What would you do if you met the man of your dreams but it turns out you aren’t exactly compatible in the bedroom.
That’s exactly what happened to a 28-year-old gay man who recently wrote into sex advice columnist Pamela Stephenson Connolly at the U.K.’s The Guardian, to vent his frustrations about his total top boyfriend who has never bottomed in their two year relationship.
“In previous relationships I was – mainly – the top,” he writes. “I have been with my current partner for two years and in this relationship I have only been the bottom, as my partner has a fear of it. I am very frustrated, and have contemplated cheating, which fills me with guilt. I love him very much, but feel as though we are incompatible on this basic level.”

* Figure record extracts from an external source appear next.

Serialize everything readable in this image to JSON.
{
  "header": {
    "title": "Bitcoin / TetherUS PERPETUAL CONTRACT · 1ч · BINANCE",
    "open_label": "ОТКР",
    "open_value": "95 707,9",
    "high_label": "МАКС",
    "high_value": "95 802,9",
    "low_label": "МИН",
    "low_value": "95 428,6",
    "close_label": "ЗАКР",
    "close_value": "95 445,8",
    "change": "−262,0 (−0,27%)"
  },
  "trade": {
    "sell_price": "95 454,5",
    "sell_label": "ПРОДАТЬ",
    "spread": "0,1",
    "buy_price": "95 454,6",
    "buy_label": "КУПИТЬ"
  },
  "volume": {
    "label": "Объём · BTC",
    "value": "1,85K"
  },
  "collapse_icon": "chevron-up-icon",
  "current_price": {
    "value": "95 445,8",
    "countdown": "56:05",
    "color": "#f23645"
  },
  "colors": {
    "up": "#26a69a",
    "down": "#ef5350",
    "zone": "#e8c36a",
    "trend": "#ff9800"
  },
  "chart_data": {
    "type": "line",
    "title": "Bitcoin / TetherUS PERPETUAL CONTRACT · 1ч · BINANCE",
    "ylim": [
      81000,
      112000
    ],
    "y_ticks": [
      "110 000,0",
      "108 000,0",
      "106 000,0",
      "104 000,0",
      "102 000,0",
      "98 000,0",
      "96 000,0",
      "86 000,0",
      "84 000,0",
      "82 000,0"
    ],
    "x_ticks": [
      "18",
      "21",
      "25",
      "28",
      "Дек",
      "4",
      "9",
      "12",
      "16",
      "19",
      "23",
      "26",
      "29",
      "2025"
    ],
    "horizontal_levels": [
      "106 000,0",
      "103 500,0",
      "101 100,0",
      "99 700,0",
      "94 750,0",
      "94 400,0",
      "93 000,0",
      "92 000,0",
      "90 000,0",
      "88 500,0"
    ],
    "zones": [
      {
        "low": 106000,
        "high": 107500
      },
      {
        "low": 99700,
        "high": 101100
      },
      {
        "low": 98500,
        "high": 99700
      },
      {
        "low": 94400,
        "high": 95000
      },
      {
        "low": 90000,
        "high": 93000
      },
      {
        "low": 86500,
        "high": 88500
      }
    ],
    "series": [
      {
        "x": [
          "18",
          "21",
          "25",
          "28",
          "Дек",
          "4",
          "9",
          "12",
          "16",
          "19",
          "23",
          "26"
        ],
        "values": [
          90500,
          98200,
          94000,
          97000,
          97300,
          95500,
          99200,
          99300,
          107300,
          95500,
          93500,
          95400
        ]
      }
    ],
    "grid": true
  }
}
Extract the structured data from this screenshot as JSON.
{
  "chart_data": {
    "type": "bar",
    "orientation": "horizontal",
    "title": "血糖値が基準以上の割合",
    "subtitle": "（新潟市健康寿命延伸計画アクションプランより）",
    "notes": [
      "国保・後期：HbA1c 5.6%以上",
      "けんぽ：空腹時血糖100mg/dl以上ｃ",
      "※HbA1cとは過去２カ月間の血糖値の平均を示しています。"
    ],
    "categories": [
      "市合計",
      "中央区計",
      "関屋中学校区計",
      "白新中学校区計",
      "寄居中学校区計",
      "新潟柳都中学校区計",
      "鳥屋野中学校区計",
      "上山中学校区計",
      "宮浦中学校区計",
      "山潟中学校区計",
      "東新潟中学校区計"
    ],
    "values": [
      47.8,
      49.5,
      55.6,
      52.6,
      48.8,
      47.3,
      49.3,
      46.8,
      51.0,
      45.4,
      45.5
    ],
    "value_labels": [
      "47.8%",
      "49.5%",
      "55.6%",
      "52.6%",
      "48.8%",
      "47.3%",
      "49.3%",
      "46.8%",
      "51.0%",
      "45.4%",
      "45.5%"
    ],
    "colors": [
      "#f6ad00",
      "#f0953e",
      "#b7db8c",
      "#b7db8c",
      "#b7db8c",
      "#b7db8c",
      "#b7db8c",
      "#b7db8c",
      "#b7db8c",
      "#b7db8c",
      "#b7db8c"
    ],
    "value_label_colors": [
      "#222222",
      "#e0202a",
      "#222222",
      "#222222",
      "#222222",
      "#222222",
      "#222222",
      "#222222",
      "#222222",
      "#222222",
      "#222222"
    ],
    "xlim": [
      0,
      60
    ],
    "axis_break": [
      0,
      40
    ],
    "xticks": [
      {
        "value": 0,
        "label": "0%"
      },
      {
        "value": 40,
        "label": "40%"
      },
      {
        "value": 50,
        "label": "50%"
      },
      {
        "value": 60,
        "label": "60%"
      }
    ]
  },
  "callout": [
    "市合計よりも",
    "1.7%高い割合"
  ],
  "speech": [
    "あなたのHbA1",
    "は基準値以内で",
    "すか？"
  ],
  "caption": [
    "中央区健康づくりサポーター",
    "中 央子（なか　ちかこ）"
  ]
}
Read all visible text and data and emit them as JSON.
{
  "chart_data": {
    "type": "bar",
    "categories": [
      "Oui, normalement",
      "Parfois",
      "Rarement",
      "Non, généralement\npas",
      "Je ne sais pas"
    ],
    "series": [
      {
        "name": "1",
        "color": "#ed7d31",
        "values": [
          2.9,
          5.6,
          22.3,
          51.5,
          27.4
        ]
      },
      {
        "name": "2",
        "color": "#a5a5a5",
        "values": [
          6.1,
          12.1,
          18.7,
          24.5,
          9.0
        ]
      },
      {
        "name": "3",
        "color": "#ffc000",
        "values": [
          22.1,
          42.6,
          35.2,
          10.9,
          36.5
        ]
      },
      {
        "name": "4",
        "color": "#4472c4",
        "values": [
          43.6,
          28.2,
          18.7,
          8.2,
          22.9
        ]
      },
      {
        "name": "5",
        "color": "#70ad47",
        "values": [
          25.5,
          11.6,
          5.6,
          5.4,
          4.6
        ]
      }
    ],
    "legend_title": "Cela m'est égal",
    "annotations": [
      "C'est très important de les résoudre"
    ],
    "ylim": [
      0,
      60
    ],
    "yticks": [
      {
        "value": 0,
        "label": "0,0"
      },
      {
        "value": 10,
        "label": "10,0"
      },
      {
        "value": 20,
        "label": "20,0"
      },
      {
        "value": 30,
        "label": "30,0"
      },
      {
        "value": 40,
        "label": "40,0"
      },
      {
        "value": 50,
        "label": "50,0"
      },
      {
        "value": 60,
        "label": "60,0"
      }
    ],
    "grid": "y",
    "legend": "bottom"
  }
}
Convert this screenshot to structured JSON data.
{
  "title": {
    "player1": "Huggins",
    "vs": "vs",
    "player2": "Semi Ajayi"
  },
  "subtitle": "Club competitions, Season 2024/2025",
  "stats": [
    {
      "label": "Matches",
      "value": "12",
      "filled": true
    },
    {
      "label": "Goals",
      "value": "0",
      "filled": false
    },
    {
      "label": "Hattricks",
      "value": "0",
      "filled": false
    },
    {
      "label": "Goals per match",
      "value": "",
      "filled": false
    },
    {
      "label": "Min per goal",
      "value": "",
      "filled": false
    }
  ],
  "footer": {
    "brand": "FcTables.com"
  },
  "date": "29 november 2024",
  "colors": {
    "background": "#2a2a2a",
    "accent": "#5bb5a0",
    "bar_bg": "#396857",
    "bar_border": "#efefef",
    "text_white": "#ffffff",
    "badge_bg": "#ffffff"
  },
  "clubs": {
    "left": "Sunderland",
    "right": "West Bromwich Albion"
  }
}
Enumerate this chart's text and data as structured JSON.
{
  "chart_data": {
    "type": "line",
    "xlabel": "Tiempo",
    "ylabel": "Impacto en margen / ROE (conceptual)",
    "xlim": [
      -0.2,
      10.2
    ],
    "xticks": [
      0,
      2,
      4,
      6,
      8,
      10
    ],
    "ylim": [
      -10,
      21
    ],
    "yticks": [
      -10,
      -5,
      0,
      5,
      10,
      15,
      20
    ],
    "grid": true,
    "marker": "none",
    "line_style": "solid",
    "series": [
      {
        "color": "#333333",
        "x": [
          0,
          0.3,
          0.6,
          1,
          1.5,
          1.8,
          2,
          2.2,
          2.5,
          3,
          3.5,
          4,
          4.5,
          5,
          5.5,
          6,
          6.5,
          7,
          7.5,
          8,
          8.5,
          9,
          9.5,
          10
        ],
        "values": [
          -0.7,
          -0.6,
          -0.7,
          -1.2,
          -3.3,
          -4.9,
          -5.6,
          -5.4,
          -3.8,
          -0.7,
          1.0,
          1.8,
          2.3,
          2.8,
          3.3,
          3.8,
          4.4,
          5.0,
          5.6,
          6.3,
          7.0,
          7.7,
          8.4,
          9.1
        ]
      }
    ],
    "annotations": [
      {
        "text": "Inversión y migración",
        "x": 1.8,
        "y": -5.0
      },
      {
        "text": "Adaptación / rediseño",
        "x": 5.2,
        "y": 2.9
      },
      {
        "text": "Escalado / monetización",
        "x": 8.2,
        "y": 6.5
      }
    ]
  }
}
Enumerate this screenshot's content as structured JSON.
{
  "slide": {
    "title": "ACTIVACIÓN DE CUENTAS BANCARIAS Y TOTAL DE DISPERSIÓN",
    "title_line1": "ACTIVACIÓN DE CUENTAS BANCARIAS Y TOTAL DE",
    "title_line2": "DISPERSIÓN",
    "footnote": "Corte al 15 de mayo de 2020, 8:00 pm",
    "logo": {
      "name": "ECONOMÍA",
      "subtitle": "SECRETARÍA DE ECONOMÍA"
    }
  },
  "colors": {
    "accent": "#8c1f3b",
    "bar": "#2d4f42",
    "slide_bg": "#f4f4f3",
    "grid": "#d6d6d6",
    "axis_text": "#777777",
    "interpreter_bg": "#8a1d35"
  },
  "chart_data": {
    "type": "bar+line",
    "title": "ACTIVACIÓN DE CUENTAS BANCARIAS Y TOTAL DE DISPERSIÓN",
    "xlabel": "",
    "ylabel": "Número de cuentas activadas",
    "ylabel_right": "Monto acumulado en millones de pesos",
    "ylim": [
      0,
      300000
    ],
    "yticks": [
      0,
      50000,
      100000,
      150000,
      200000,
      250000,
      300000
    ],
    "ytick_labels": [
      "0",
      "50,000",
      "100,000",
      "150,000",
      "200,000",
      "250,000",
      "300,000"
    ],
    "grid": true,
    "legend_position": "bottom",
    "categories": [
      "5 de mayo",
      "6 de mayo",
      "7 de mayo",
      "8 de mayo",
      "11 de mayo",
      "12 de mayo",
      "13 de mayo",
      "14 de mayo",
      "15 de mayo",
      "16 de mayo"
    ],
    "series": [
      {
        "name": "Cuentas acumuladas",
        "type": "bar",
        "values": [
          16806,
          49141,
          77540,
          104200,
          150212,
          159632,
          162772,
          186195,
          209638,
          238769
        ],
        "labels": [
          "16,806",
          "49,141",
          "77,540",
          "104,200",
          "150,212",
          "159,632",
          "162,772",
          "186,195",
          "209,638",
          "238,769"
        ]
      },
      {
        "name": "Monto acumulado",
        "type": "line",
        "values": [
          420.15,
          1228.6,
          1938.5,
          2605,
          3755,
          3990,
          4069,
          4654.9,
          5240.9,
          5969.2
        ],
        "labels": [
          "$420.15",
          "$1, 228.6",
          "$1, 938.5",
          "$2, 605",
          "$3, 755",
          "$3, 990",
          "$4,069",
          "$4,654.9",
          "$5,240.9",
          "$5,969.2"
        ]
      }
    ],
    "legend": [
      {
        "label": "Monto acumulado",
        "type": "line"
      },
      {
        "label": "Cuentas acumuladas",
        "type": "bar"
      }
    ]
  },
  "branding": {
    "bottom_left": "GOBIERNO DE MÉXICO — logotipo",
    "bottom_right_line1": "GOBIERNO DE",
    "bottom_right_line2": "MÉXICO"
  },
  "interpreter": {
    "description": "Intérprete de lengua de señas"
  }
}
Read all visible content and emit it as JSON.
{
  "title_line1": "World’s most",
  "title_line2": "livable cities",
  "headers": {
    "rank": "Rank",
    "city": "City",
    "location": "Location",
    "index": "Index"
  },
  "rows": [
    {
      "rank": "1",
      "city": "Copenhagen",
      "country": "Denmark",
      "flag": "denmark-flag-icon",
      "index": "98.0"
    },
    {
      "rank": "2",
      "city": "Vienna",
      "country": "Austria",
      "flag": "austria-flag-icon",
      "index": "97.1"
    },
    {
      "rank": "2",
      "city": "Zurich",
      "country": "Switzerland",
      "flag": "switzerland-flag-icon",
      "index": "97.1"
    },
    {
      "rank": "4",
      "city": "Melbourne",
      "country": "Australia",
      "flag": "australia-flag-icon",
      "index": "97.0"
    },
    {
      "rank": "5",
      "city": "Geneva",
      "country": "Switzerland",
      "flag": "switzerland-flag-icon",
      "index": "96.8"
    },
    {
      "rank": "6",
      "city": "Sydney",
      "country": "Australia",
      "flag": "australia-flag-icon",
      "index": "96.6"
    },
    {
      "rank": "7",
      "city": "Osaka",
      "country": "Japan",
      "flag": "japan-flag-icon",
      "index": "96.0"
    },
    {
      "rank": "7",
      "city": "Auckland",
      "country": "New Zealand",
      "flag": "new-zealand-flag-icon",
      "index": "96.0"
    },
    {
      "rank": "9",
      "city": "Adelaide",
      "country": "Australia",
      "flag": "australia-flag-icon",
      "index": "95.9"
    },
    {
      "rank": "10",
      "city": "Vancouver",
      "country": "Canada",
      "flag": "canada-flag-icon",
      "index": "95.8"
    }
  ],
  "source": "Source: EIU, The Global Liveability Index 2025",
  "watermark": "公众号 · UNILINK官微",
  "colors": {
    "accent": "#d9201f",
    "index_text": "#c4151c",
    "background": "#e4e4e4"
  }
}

“Your feelings about sexual bottoming are perfectly valid,” Connolly advises. “A conversation about fairness, in which you honestly express your feelings and ask for change, is needed.”
“Try to delve into the metaphoric meanings of topping and bottoming for both of you,” she continued. “Once you feel truly understood, attempt to renegotiate that contract, expressing yourself calmly and clearly. If there is an impasse, discuss other options, including outside arrangements.”
She concludes by adding: “But note – in consensual sex, the person bottoming is in control (psychologically topping, since he has the power to withdraw his permission). Do you really want to give that up?”